Pakistan's political and military leaders have warned India that they will challenge the Hindu-majority nation's move to strip its portion of disputed Kashmir of its special status at "every forum".
India on Monday dropped a constitutional provision for the state of Jammu and Kashmir, which has long been a flashpoint in ties with neighbouring Pakistan, to make its own laws.
Nuclear arch-rivals India and Pakistan both claim Muslim-majority Kashmir in full but rule it in part. They have fought two wars over the territory and came close to a third this year after a car bomb set off by a Pakistan-based militant group killed dozens of Indian paramilitary police.
Pakistan Prime Minister Imran Khan said on Tuesday the country was considering an approach to the United Nations Security Council over the move.
"We will fight it at every forum. We're thinking how we can take it to International Court (of Justice)... to the United Nations Security Council," Mr Khan said in an address to Pakistan's parliament.
"If the world does not act today... (if) the developed world does not uphold its own laws, then things will go to a place that we will not be responsible for," he added.
Pakistan's military "firmly stands" by Kashmiris, the powerful army chief said before Mr Khan's comments.
The army's top commanders met in the garrison city of Rawalpindi to discuss the move by India, which is also set to exacerbate the long-running bloody rebellion in Kashmir.
"Pakistan Army firmly stands by the Kashmiris in their just struggle to the very end. We are prepared and shall go to any extent to fulfil our obligations in this regard," General Qamar Javed Bajwa said, in a tweet sent by a military spokesman after the meeting.
Spokesman Major General Asif Ghafoor said commanders "fully supported" the civilian government's rejection of India's move.
"Pakistan never recognised the sham Indian efforts to legalise its occupation" of the disputed mountainous region, he added.
In India, there was celebration over what ministers called a "historic" decision to bring Kashmir under its direct control.
Three high-profile political leaders in Kashmir were detained for being a threat to peace hours after after Home Affairs Minister Amit Shah announced the decision.
Mr Shah, a powerful aide of Prime Minister Narendra Modi, compared the move to other "historic moments" in the nation, adding that the law should be "written with golden words in Indian history".

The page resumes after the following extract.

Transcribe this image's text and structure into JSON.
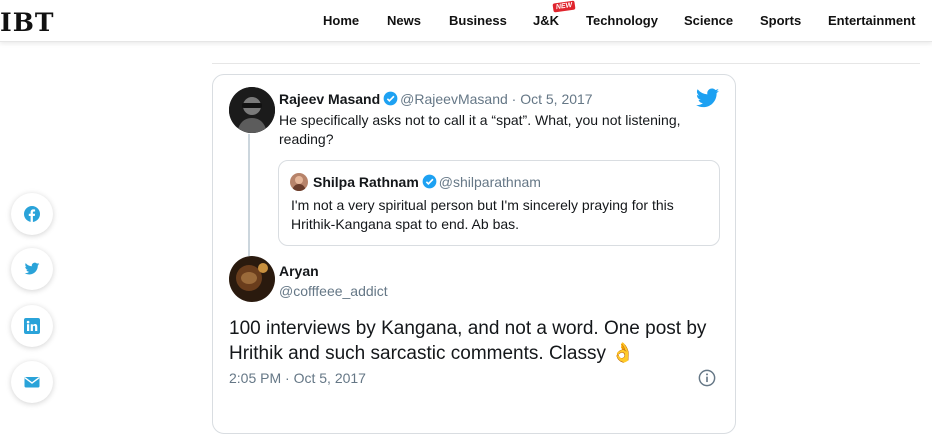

"The great parliament which has expressed its views on unity and integrity of India so many times today is once again going to deliberate on a bill that will go on to further integrate Jammu and Kashmir to India for many generations ahead," he told parliament Tuesday.
His declaration came as reports emerged on Tuesday of sporadic protests and at least six people admitted to a hospital in the main city Srinagar with gunshot wounds and other injuries.
Indian-administered Kashmir has been in the grip of a bloody rebellion against Indian rule since 1989, and analysts have warned the scrapping of its autonomous status could trigger fresh protests.
The region has been divided between India and Pakistan since their independence in 1947.
In India, criticism mounted from opposition politicians on Tuesday, with Rahul Gandhi, until recently the head of the main opposition Congress party, saying the decision was an "abuse of executive power" that had "grave implications for our national security".
"National integration isn't furthered by unilaterally tearing apart J&K, imprisoning elected representatives and violating our Constitution. This nation is made by its people, not plots of land," he wrote on Twitter.
Pakistan was braced for protests on Tuesday, with demonstrations set to kick off in the early afternoon with protests planned in Muzaffarabad, the largest city in Pakistani-held Kashmir, alongside rallies in Lahore, Karachi, and the capital Islamabad.